A pobreza extrema global poderia ser erradicada por apenas 318 mil milhões de dólares por ano – menos de 0,3% do PIB global. Uma nova investigação utilizando análises avançadas de IA revela que as transferências directas de dinheiro poderiam tirar centenas de milhões de pessoas da pobreza que ameaça a vida, garantindo o acesso a necessidades básicas como alimentos, abrigo e medicamentos.
O paradoxo da acessibilidade
Durante décadas, a ideia de eliminar a pobreza extrema foi rejeitada como demasiado cara ou irrealista. Contudo, o relatório desafia esta noção, demonstrando que a barreira financeira é surpreendentemente baixa. Na verdade, só os americanos gastam mais de três vezes este montante anualmente em compras de fim de ano, enquanto um único indivíduo como Elon Musk poderia cobrir o custo total durante um ano com uma fracção do seu património líquido.
Os autores do estudo sugerem que se todas as pessoas que consomem álcool em todo o mundo se abstivessem apenas um dia por semana, as poupanças resultantes seriam suficientes para acabar com a pobreza extrema.
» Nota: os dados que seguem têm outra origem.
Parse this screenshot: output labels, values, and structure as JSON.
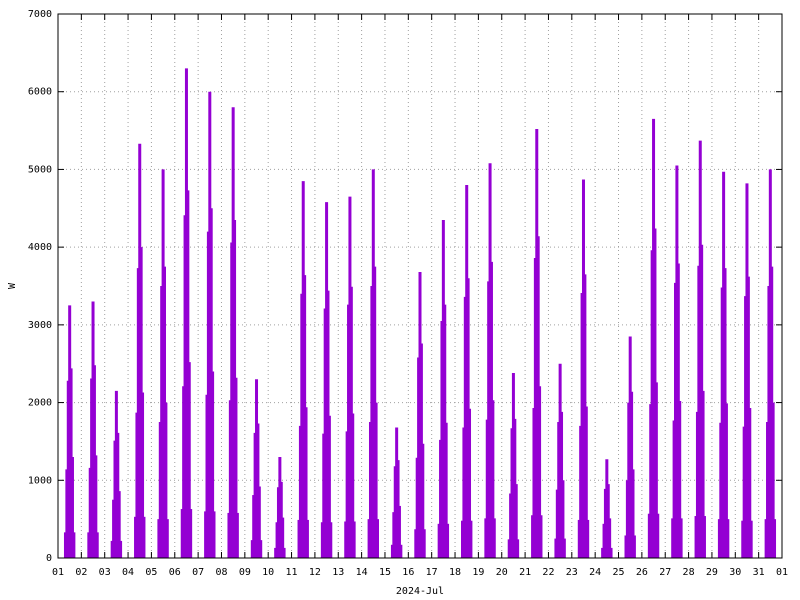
{
  "chart_data": {
    "type": "impulses",
    "xlabel": "2024-Jul",
    "ylabel": "W",
    "color": "#9400d3",
    "grid": true,
    "xlim": [
      1,
      32
    ],
    "ylim": [
      0,
      7000
    ],
    "yticks": [
      0,
      1000,
      2000,
      3000,
      4000,
      5000,
      6000,
      7000
    ],
    "xticks": [
      {
        "value": 1,
        "label": "01"
      },
      {
        "value": 2,
        "label": "02"
      },
      {
        "value": 3,
        "label": "03"
      },
      {
        "value": 4,
        "label": "04"
      },
      {
        "value": 5,
        "label": "05"
      },
      {
        "value": 6,
        "label": "06"
      },
      {
        "value": 7,
        "label": "07"
      },
      {
        "value": 8,
        "label": "08"
      },
      {
        "value": 9,
        "label": "09"
      },
      {
        "value": 10,
        "label": "10"
      },
      {
        "value": 11,
        "label": "11"
      },
      {
        "value": 12,
        "label": "12"
      },
      {
        "value": 13,
        "label": "13"
      },
      {
        "value": 14,
        "label": "14"
      },
      {
        "value": 15,
        "label": "15"
      },
      {
        "value": 16,
        "label": "16"
      },
      {
        "value": 17,
        "label": "17"
      },
      {
        "value": 18,
        "label": "18"
      },
      {
        "value": 19,
        "label": "19"
      },
      {
        "value": 20,
        "label": "20"
      },
      {
        "value": 21,
        "label": "21"
      },
      {
        "value": 22,
        "label": "22"
      },
      {
        "value": 23,
        "label": "23"
      },
      {
        "value": 24,
        "label": "24"
      },
      {
        "value": 25,
        "label": "25"
      },
      {
        "value": 26,
        "label": "26"
      },
      {
        "value": 27,
        "label": "27"
      },
      {
        "value": 28,
        "label": "28"
      },
      {
        "value": 29,
        "label": "29"
      },
      {
        "value": 30,
        "label": "30"
      },
      {
        "value": 31,
        "label": "31"
      },
      {
        "value": 32,
        "label": "01"
      }
    ],
    "x": [
      1.32,
      1.38,
      1.44,
      1.5,
      1.56,
      1.62,
      1.68,
      2.32,
      2.38,
      2.44,
      2.5,
      2.56,
      2.62,
      2.68,
      3.32,
      3.38,
      3.44,
      3.5,
      3.56,
      3.62,
      3.68,
      4.32,
      4.38,
      4.44,
      4.5,
      4.56,
      4.62,
      4.68,
      5.32,
      5.38,
      5.44,
      5.5,
      5.56,
      5.62,
      5.68,
      6.32,
      6.38,
      6.44,
      6.5,
      6.56,
      6.62,
      6.68,
      7.32,
      7.38,
      7.44,
      7.5,
      7.56,
      7.62,
      7.68,
      8.32,
      8.38,
      8.44,
      8.5,
      8.56,
      8.62,
      8.68,
      9.32,
      9.38,
      9.44,
      9.5,
      9.56,
      9.62,
      9.68,
      10.32,
      10.38,
      10.44,
      10.5,
      10.56,
      10.62,
      10.68,
      11.32,
      11.38,
      11.44,
      11.5,
      11.56,
      11.62,
      11.68,
      12.32,
      12.38,
      12.44,
      12.5,
      12.56,
      12.62,
      12.68,
      13.32,
      13.38,
      13.44,
      13.5,
      13.56,
      13.62,
      13.68,
      14.32,
      14.38,
      14.44,
      14.5,
      14.56,
      14.62,
      14.68,
      15.32,
      15.38,
      15.44,
      15.5,
      15.56,
      15.62,
      15.68,
      16.32,
      16.38,
      16.44,
      16.5,
      16.56,
      16.62,
      16.68,
      17.32,
      17.38,
      17.44,
      17.5,
      17.56,
      17.62,
      17.68,
      18.32,
      18.38,
      18.44,
      18.5,
      18.56,
      18.62,
      18.68,
      19.32,
      19.38,
      19.44,
      19.5,
      19.56,
      19.62,
      19.68,
      20.32,
      20.38,
      20.44,
      20.5,
      20.56,
      20.62,
      20.68,
      21.32,
      21.38,
      21.44,
      21.5,
      21.56,
      21.62,
      21.68,
      22.32,
      22.38,
      22.44,
      22.5,
      22.56,
      22.62,
      22.68,
      23.32,
      23.38,
      23.44,
      23.5,
      23.56,
      23.62,
      23.68,
      24.32,
      24.38,
      24.44,
      24.5,
      24.56,
      24.62,
      24.68,
      25.32,
      25.38,
      25.44,
      25.5,
      25.56,
      25.62,
      25.68,
      26.32,
      26.38,
      26.44,
      26.5,
      26.56,
      26.62,
      26.68,
      27.32,
      27.38,
      27.44,
      27.5,
      27.56,
      27.62,
      27.68,
      28.32,
      28.38,
      28.44,
      28.5,
      28.56,
      28.62,
      28.68,
      29.32,
      29.38,
      29.44,
      29.5,
      29.56,
      29.62,
      29.68,
      30.32,
      30.38,
      30.44,
      30.5,
      30.56,
      30.62,
      30.68,
      31.32,
      31.38,
      31.44,
      31.5,
      31.56,
      31.62,
      31.68
    ],
    "values": [
      330,
      1140,
      2280,
      3250,
      2440,
      1300,
      330,
      330,
      1160,
      2310,
      3300,
      2480,
      1320,
      330,
      220,
      750,
      1510,
      2150,
      1610,
      860,
      220,
      530,
      1870,
      3730,
      5330,
      4000,
      2130,
      530,
      500,
      1750,
      3500,
      5000,
      3750,
      2000,
      500,
      630,
      2210,
      4410,
      6300,
      4730,
      2520,
      630,
      600,
      2100,
      4200,
      6000,
      4500,
      2400,
      600,
      580,
      2030,
      4060,
      5800,
      4350,
      2320,
      580,
      230,
      810,
      1610,
      2300,
      1730,
      920,
      230,
      130,
      460,
      910,
      1300,
      980,
      520,
      130,
      490,
      1700,
      3400,
      4850,
      3640,
      1940,
      490,
      460,
      1600,
      3210,
      4580,
      3440,
      1830,
      460,
      470,
      1630,
      3260,
      4650,
      3490,
      1860,
      470,
      500,
      1750,
      3500,
      5000,
      3750,
      2000,
      500,
      170,
      590,
      1180,
      1680,
      1260,
      670,
      170,
      370,
      1290,
      2580,
      3680,
      2760,
      1470,
      370,
      440,
      1520,
      3050,
      4350,
      3260,
      1740,
      440,
      480,
      1680,
      3360,
      4800,
      3600,
      1920,
      480,
      510,
      1780,
      3560,
      5080,
      3810,
      2030,
      510,
      240,
      830,
      1670,
      2380,
      1790,
      950,
      240,
      550,
      1930,
      3860,
      5520,
      4140,
      2210,
      550,
      250,
      880,
      1750,
      2500,
      1880,
      1000,
      250,
      490,
      1700,
      3410,
      4870,
      3650,
      1950,
      490,
      130,
      440,
      890,
      1270,
      950,
      510,
      130,
      290,
      1000,
      2000,
      2850,
      2140,
      1140,
      290,
      570,
      1980,
      3960,
      5650,
      4240,
      2260,
      570,
      510,
      1770,
      3540,
      5050,
      3790,
      2020,
      510,
      540,
      1880,
      3760,
      5370,
      4030,
      2150,
      540,
      500,
      1740,
      3480,
      4970,
      3730,
      1990,
      500,
      480,
      1690,
      3370,
      4820,
      3620,
      1930,
      480,
      500,
      1750,
      3500,
      5000,
      3750,
      2000,
      500
    ]
  }
}
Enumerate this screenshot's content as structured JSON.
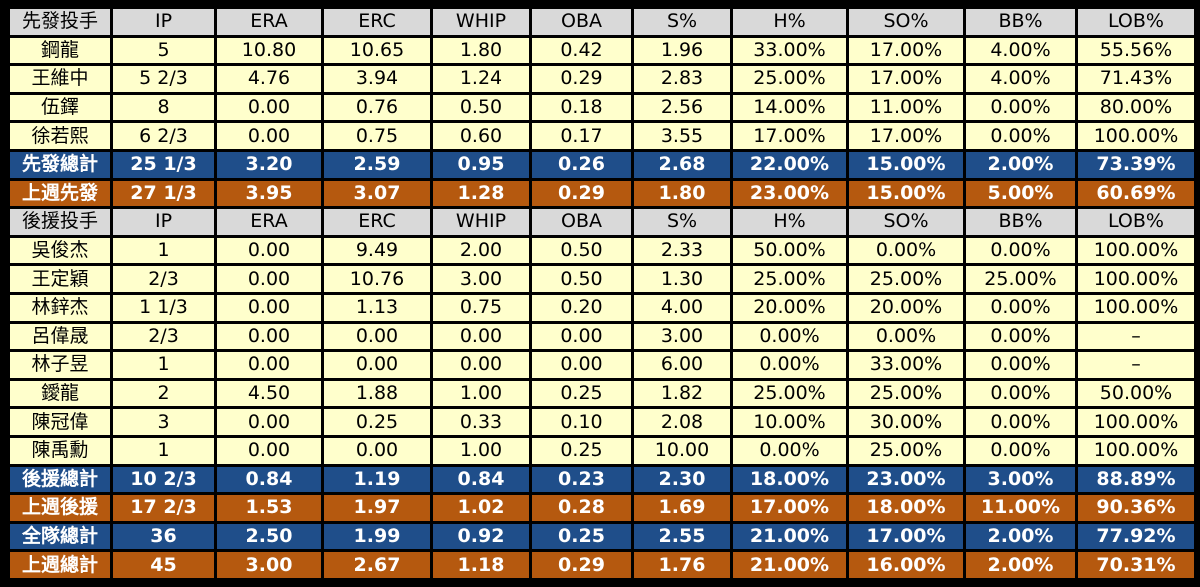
{
  "starters": {
    "header": [
      "先發投手",
      "IP",
      "ERA",
      "ERC",
      "WHIP",
      "OBA",
      "S%",
      "H%",
      "SO%",
      "BB%",
      "LOB%"
    ],
    "rows": [
      [
        "鋼龍",
        "5",
        "10.80",
        "10.65",
        "1.80",
        "0.42",
        "1.96",
        "33.00%",
        "17.00%",
        "4.00%",
        "55.56%"
      ],
      [
        "王維中",
        "5 2/3",
        "4.76",
        "3.94",
        "1.24",
        "0.29",
        "2.83",
        "25.00%",
        "17.00%",
        "4.00%",
        "71.43%"
      ],
      [
        "伍鐸",
        "8",
        "0.00",
        "0.76",
        "0.50",
        "0.18",
        "2.56",
        "14.00%",
        "11.00%",
        "0.00%",
        "80.00%"
      ],
      [
        "徐若熙",
        "6 2/3",
        "0.00",
        "0.75",
        "0.60",
        "0.17",
        "3.55",
        "17.00%",
        "17.00%",
        "0.00%",
        "100.00%"
      ]
    ],
    "total": [
      "先發總計",
      "25 1/3",
      "3.20",
      "2.59",
      "0.95",
      "0.26",
      "2.68",
      "22.00%",
      "15.00%",
      "2.00%",
      "73.39%"
    ],
    "last_week": [
      "上週先發",
      "27 1/3",
      "3.95",
      "3.07",
      "1.28",
      "0.29",
      "1.80",
      "23.00%",
      "15.00%",
      "5.00%",
      "60.69%"
    ]
  },
  "relievers": {
    "header": [
      "後援投手",
      "IP",
      "ERA",
      "ERC",
      "WHIP",
      "OBA",
      "S%",
      "H%",
      "SO%",
      "BB%",
      "LOB%"
    ],
    "rows": [
      [
        "吳俊杰",
        "1",
        "0.00",
        "9.49",
        "2.00",
        "0.50",
        "2.33",
        "50.00%",
        "0.00%",
        "0.00%",
        "100.00%"
      ],
      [
        "王定穎",
        "2/3",
        "0.00",
        "10.76",
        "3.00",
        "0.50",
        "1.30",
        "25.00%",
        "25.00%",
        "25.00%",
        "100.00%"
      ],
      [
        "林鋅杰",
        "1 1/3",
        "0.00",
        "1.13",
        "0.75",
        "0.20",
        "4.00",
        "20.00%",
        "20.00%",
        "0.00%",
        "100.00%"
      ],
      [
        "呂偉晟",
        "2/3",
        "0.00",
        "0.00",
        "0.00",
        "0.00",
        "3.00",
        "0.00%",
        "0.00%",
        "0.00%",
        "–"
      ],
      [
        "林子昱",
        "1",
        "0.00",
        "0.00",
        "0.00",
        "0.00",
        "6.00",
        "0.00%",
        "33.00%",
        "0.00%",
        "–"
      ],
      [
        "鑀龍",
        "2",
        "4.50",
        "1.88",
        "1.00",
        "0.25",
        "1.82",
        "25.00%",
        "25.00%",
        "0.00%",
        "50.00%"
      ],
      [
        "陳冠偉",
        "3",
        "0.00",
        "0.25",
        "0.33",
        "0.10",
        "2.08",
        "10.00%",
        "30.00%",
        "0.00%",
        "100.00%"
      ],
      [
        "陳禹勳",
        "1",
        "0.00",
        "0.00",
        "1.00",
        "0.25",
        "10.00",
        "0.00%",
        "25.00%",
        "0.00%",
        "100.00%"
      ]
    ],
    "total": [
      "後援總計",
      "10 2/3",
      "0.84",
      "1.19",
      "0.84",
      "0.23",
      "2.30",
      "18.00%",
      "23.00%",
      "3.00%",
      "88.89%"
    ],
    "last_week": [
      "上週後援",
      "17 2/3",
      "1.53",
      "1.97",
      "1.02",
      "0.28",
      "1.69",
      "17.00%",
      "18.00%",
      "11.00%",
      "90.36%"
    ]
  },
  "team": {
    "total": [
      "全隊總計",
      "36",
      "2.50",
      "1.99",
      "0.92",
      "0.25",
      "2.55",
      "21.00%",
      "17.00%",
      "2.00%",
      "77.92%"
    ],
    "last_week": [
      "上週總計",
      "45",
      "3.00",
      "2.67",
      "1.18",
      "0.29",
      "1.76",
      "21.00%",
      "16.00%",
      "2.00%",
      "70.31%"
    ]
  },
  "colors": {
    "header_bg": "#d9d9d9",
    "row_bg": "#ffffcc",
    "total_bg": "#1f4e8a",
    "last_week_bg": "#b5590f",
    "background": "#000000"
  }
}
Ou, para colocar isto em perspectiva, a população global poderia contribuir com menos do que o custo médio anual de uma assinatura da Netflix para erradicar esta crise.
Por que esta estimativa é importante
As tentativas anteriores de quantificar o custo da erradicação da pobreza extrema basearam-se frequentemente em modelos teóricos que calculavam o montante preciso necessário para colocar cada pessoa empobrecida um pouco acima do limiar da pobreza. Embora estes métodos produzissem valores mais baixos (cerca de 30 mil milhões de dólares por ano), eram impraticáveis devido à falta de dados granulares do mundo real.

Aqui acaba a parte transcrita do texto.